Encore: The drone of a dishevelled drainpipe and the heavenly tones of the harp

Czech Museum of Music

If you want to know what a 'serpent' sounds like, or are inquisitive to hear the unusual tones of Smetana's very own five-pedal piano, then the Czech Museum of Music has just the CD for you. We also look at a beautiful recording of harp 'sinfonias' by the 18th century Czech composer, Jan Krtitel Krumpholtz.

Some unique recordings from the Czech Museum of Music

We start with a new recording, a 2-disc set recently put out by the newly-reopened Czech Museum of Music here in Prague. The museum in Prague's Lesser Quarter is a delight. The best thing, other than the instruments on display of course, is that you can slip on headphones and hear recordings of the instruments being played. Now the museum has released a collection of the recordings, so visitors can take home a souvenir of their visit. For example, you can relish Bedrich Smetana's famous Polka, 'Souvenir of Plzen' played on a piano built around 1830, which was played by Smetana himself. The piano has 5 pedals, which change the timbre of the instrument, much like an organ stop might. Those are the sounds which Smetana would have had in his imagination while composing, and they are quite different from those on today's instruments.
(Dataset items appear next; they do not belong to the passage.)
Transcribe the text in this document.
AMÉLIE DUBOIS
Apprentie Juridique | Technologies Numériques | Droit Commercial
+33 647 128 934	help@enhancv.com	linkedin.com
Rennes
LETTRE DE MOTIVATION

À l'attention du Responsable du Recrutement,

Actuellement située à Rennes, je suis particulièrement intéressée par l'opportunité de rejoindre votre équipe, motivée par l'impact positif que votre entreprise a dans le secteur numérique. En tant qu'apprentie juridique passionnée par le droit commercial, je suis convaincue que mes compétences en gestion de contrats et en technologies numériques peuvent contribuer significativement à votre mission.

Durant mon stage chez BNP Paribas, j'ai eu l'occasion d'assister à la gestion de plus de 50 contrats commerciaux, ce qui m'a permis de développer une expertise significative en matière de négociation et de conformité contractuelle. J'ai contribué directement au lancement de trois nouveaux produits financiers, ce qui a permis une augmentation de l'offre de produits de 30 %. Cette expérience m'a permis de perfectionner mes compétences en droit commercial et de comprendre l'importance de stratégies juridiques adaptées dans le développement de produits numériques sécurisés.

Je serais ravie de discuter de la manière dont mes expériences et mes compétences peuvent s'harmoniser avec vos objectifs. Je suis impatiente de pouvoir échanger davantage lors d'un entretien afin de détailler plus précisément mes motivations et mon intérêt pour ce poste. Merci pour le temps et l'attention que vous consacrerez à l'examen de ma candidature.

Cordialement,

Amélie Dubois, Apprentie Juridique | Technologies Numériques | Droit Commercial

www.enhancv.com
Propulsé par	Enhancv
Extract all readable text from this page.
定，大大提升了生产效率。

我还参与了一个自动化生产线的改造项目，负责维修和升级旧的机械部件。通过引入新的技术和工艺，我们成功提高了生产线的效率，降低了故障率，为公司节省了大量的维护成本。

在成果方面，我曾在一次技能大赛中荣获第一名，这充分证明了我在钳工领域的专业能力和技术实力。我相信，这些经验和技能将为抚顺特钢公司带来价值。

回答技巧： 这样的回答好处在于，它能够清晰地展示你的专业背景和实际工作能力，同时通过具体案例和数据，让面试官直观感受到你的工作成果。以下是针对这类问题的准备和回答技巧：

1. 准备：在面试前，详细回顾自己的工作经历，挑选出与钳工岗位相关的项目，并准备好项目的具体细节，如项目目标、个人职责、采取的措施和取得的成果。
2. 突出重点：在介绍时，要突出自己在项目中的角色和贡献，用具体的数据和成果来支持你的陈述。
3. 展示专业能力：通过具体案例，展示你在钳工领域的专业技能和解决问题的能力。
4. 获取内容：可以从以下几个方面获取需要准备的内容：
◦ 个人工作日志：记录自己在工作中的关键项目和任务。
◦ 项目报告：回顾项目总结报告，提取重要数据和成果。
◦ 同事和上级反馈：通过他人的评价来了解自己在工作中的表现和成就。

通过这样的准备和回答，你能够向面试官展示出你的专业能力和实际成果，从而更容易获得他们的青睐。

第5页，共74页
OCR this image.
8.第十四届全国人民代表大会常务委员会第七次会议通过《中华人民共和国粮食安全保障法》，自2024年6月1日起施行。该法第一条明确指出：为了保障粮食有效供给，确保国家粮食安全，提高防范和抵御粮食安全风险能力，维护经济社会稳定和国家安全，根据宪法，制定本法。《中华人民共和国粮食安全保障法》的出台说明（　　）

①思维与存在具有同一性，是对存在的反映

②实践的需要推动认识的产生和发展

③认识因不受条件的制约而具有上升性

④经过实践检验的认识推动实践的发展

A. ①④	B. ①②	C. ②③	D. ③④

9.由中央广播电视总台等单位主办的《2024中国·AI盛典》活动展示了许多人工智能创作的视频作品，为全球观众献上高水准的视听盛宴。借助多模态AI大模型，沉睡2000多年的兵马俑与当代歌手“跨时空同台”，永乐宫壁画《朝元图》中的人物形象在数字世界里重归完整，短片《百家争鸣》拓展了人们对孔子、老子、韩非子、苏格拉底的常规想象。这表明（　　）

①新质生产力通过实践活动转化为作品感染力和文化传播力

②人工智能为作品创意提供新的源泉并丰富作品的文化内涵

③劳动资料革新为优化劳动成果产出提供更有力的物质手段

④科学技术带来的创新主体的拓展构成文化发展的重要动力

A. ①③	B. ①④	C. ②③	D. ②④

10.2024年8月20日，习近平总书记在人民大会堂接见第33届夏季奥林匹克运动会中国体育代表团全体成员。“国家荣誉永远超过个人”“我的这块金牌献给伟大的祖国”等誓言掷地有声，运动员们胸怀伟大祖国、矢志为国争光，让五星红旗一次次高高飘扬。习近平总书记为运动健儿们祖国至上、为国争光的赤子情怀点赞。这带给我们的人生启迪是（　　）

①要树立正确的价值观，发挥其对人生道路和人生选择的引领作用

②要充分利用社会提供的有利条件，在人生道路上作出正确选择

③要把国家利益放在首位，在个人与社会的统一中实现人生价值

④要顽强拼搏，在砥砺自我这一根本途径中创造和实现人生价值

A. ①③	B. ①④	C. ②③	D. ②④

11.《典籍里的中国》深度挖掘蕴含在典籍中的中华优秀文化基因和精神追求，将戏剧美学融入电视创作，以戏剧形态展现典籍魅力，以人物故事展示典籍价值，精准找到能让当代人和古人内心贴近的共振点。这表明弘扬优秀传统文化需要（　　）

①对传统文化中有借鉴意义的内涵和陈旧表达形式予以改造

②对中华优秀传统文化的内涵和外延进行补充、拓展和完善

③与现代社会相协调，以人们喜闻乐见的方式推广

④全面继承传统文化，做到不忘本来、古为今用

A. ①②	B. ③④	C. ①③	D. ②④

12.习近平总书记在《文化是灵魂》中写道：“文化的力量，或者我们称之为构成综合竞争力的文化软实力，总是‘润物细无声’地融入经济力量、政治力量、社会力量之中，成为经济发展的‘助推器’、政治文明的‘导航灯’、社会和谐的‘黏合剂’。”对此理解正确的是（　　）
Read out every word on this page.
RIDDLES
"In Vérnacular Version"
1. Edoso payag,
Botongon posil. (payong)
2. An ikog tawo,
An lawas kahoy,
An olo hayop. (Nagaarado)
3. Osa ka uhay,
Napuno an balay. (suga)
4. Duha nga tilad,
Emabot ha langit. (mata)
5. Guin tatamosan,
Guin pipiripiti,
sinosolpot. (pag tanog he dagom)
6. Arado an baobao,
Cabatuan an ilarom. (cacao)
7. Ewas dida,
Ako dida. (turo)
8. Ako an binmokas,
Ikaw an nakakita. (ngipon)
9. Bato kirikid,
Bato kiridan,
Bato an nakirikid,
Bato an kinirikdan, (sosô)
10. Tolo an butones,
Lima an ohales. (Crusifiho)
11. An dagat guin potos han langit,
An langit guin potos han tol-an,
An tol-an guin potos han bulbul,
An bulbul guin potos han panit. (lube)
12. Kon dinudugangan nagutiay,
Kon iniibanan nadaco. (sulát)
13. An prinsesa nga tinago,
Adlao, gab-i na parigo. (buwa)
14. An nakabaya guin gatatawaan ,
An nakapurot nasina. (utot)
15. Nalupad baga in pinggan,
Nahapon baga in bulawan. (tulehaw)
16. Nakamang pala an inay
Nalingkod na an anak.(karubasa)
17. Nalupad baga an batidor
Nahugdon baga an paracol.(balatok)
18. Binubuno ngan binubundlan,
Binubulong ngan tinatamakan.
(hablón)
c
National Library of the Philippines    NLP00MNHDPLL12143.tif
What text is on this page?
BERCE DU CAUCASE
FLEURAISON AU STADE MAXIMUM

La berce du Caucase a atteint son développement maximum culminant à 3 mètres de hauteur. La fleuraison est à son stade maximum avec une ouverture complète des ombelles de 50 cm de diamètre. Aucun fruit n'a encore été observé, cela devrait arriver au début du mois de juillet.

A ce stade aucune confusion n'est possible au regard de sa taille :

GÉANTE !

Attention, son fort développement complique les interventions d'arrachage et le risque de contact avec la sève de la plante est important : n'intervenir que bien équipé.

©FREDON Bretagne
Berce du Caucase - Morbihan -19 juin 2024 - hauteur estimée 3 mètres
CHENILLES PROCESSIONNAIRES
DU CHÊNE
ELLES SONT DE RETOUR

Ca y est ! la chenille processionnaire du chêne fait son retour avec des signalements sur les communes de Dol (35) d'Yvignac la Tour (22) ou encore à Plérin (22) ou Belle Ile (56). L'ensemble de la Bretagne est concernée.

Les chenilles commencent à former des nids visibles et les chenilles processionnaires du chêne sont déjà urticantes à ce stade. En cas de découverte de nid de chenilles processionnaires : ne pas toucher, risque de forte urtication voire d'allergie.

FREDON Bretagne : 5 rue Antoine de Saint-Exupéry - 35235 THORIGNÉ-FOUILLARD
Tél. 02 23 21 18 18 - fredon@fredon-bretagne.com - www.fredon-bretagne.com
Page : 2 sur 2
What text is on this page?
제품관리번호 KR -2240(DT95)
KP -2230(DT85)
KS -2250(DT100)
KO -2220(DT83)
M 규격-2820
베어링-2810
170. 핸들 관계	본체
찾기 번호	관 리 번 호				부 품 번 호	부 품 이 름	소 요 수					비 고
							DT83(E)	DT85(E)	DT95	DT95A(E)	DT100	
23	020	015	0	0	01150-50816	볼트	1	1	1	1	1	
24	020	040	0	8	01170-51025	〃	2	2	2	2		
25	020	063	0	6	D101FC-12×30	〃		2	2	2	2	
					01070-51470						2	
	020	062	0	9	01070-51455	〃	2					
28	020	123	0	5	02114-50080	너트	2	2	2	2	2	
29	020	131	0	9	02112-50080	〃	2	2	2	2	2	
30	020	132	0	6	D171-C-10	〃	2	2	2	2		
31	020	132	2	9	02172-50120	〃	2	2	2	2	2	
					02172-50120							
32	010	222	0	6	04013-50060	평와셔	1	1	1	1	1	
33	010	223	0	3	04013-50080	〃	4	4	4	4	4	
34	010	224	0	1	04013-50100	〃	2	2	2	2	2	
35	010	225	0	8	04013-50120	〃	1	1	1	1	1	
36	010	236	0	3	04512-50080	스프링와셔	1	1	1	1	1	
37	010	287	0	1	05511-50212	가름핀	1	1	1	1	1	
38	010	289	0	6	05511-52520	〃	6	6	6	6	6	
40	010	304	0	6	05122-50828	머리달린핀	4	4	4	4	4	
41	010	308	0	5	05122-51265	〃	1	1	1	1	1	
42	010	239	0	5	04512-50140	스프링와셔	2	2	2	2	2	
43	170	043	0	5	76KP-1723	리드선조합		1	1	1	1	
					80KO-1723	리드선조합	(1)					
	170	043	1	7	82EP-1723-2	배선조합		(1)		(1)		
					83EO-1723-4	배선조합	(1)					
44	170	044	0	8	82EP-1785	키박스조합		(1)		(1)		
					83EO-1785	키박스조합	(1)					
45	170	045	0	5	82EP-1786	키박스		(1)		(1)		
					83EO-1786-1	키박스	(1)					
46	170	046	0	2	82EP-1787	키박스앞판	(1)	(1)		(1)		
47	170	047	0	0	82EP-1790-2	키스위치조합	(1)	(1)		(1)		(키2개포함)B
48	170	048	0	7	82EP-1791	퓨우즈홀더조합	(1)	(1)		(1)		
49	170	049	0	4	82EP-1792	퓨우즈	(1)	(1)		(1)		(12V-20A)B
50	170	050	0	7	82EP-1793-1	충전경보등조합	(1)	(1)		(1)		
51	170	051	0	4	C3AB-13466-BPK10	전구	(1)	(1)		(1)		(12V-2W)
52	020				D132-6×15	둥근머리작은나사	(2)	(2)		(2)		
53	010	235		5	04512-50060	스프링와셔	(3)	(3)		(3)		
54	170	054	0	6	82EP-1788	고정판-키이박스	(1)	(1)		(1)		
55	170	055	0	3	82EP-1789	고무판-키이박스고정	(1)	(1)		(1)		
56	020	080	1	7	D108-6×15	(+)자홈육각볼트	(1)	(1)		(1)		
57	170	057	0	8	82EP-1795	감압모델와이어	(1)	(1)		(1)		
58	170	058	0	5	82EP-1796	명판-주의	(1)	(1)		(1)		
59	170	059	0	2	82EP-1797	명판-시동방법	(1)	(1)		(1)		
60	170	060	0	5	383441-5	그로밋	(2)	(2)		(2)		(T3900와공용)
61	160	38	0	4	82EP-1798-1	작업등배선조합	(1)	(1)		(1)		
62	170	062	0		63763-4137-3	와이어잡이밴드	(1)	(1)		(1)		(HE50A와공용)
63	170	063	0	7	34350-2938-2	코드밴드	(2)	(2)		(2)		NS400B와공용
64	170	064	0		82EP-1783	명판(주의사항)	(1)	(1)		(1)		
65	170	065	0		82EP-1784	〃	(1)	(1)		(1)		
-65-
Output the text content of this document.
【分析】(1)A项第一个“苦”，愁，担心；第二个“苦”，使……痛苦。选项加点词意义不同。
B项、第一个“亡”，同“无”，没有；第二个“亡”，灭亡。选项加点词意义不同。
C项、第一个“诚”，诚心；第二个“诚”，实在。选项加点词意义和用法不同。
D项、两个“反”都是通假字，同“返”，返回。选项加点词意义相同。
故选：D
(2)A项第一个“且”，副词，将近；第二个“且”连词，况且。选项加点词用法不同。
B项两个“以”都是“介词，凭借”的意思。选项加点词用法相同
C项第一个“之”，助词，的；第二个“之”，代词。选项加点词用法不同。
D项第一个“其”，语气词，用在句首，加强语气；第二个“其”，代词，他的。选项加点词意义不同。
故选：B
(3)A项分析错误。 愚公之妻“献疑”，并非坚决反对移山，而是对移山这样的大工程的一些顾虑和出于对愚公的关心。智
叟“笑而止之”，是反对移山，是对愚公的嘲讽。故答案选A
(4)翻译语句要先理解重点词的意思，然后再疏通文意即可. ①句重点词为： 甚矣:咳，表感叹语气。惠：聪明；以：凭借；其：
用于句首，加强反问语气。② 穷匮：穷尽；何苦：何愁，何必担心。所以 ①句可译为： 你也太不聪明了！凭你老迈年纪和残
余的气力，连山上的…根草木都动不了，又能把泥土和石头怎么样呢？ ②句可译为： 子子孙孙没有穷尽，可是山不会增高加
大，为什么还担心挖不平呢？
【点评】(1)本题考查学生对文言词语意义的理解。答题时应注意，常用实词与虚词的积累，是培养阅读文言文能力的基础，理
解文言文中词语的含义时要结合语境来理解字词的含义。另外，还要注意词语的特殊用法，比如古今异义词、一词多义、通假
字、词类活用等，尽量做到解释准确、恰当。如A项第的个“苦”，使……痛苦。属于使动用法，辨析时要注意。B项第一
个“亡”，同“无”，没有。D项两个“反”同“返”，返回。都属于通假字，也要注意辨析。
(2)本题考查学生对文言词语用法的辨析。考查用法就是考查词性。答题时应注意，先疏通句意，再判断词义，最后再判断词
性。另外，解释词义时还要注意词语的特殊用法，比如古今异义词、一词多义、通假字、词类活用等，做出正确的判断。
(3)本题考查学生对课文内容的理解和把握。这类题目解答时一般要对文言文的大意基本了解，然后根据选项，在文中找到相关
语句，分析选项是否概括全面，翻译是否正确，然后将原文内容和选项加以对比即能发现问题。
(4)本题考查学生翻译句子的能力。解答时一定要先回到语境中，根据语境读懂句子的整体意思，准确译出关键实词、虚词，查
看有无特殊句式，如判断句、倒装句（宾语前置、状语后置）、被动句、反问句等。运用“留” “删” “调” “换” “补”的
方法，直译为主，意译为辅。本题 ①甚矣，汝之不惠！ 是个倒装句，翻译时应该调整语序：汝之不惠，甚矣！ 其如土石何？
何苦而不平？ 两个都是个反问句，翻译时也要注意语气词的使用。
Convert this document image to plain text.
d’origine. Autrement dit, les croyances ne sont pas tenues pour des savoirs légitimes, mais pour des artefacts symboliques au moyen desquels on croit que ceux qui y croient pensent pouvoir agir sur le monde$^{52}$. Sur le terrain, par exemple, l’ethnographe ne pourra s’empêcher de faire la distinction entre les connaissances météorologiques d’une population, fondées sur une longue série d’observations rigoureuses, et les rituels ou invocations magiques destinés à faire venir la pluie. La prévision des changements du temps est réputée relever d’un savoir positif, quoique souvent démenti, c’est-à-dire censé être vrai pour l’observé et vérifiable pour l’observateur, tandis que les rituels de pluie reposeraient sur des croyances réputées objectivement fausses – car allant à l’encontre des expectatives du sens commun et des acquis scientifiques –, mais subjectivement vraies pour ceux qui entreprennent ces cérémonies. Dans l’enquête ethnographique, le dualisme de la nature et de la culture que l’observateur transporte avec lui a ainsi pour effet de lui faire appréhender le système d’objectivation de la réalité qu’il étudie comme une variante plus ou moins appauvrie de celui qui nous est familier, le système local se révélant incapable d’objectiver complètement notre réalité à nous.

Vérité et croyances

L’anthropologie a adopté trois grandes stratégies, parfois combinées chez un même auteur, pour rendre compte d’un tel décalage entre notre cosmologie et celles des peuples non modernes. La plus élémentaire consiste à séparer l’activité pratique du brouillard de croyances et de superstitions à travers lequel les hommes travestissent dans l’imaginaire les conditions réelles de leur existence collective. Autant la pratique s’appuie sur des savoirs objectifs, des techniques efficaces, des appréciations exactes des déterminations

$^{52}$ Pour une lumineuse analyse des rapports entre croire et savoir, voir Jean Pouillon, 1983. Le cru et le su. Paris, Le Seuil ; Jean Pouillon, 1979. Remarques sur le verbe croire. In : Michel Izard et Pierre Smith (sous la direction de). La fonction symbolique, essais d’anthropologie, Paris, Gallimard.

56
Another gem from the collection is the sound of a 'serpent'. This is a wind instrument, shaped like a flattened double S-curve, from the baroque era, used at first to beef up the singing of Gregorian chant, and it is described in a 1914 orchestration textbook as having, I quote, 'the appearance of a dishevelled drain-pipe which was suffering internally'. Berlioz wrote of its 'frigid and abominable blaring' The CD features a serpent made in Vienna in approximately 1800.

Not all the recordings from the CD are quite as eccentric as the serpent. Particularly beautiful is a Minuet for harp from Jan Ladislav Dusík's Sonatina in E flat Major performed by Hana Mullerová-Jouzová.

Krumpholtz and the beauties of the harp

And staying with Hana Mullerova-Jouzová, she has this year released a CD of harp sinfonias by the 18th century Czech composer, Jan Krtitel Krumpholtz, who is more often known as Jean-Baptiste Krumpholtz as he left his native Bohemia as a young man and enjoyed great success as a composer and performer on the harp in Paris. He also contributed considerably to technical improvements to the harp, and worked closely with leading harp-maker Sebastien Erard in Paris. In fact it was a set of pieces by Krumpholtz that inspired Erard to make the technical innovations that first appeared on this particular model of harp. The CD features several pieces from that time.

There are a couple of sayings about Czechs - that they have 'zlaté ruce', or golden hands, as far as fixing or making anything, and that they all are musical 'Co Cech, to muzikant', and Krumpholtz seems to have embodied both characteristics. Unfortunately he wasn't so lucky in love - his wife, also a celebrated harpist, had a love affair with Jan Ladislav Dusik and ran off to London with him. A year later, poor Krumpholz threw himself into the Seine - a tragic ending that contrasts with some of the lovely music Krumpholz left behind.